Buffett-Backed Solar Farm Cut to Junk as PG&E Crisis Deepens
(Bloomberg) -- S&P Global Ratings cut the credit rating of Berkshire Hathaway Energy’s 550-megawatt Topaz Solar Farms to junk, noting that the plant counts on embattled utility giant PG&E Corp. for all of its revenue.
- S&P lowered ratings on Topaz Solar by five notches to ’B’ from ’BBB-’ and maintained the ratings on CreditWatch, meaning it may make further cuts.
- In downgrading Topaz’s credit, S&P said PG&E faces as much as $30 billion in potential liabilities from wildfires its equipment may have caused. “The downgrades underscore PG&E’s clout in California’s power industry, and any potential threats to the company can have wide-reaching ripple effects,” the rating company said in a statement.
- Fitch has already cut its own ratings for the farm because of PG&E’s fire liabilities.
- The downgrade is just the latest indication that PG&E’s financial woes are spreading to the companies that supply its energy. Banks are also studying whether they’re willing to put assets into a geothermal project that supplies the utility, people familiar with the situation say, and some small natural gas suppliers are restricting sales to the company out of fear that they won’t get paid.
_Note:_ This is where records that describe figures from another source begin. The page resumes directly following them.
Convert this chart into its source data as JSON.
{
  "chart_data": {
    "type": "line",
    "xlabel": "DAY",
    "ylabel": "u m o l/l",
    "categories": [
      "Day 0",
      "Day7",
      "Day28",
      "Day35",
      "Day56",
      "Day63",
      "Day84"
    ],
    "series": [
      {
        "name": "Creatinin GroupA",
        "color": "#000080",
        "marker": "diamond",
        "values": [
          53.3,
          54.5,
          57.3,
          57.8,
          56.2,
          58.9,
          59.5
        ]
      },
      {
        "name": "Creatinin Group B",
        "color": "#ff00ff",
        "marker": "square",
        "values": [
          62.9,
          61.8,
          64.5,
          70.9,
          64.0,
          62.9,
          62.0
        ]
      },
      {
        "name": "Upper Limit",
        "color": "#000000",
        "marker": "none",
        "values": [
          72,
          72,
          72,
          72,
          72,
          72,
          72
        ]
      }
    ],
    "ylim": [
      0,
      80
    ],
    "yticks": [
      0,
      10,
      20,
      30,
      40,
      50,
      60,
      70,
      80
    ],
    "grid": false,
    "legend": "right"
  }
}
- Earlier on Thursday, Moody’s joined the rating companies downgrading PG&E’s own credit to junk.
- A potential PG&E bankruptcy filing could put at risk a host of power-supply contracts signed by the utility. The company had more than 6 gigawatts of deals to buy wind and solar power from suppliers including Sempra Energy and Consolidated Edison Inc. as of January 2017.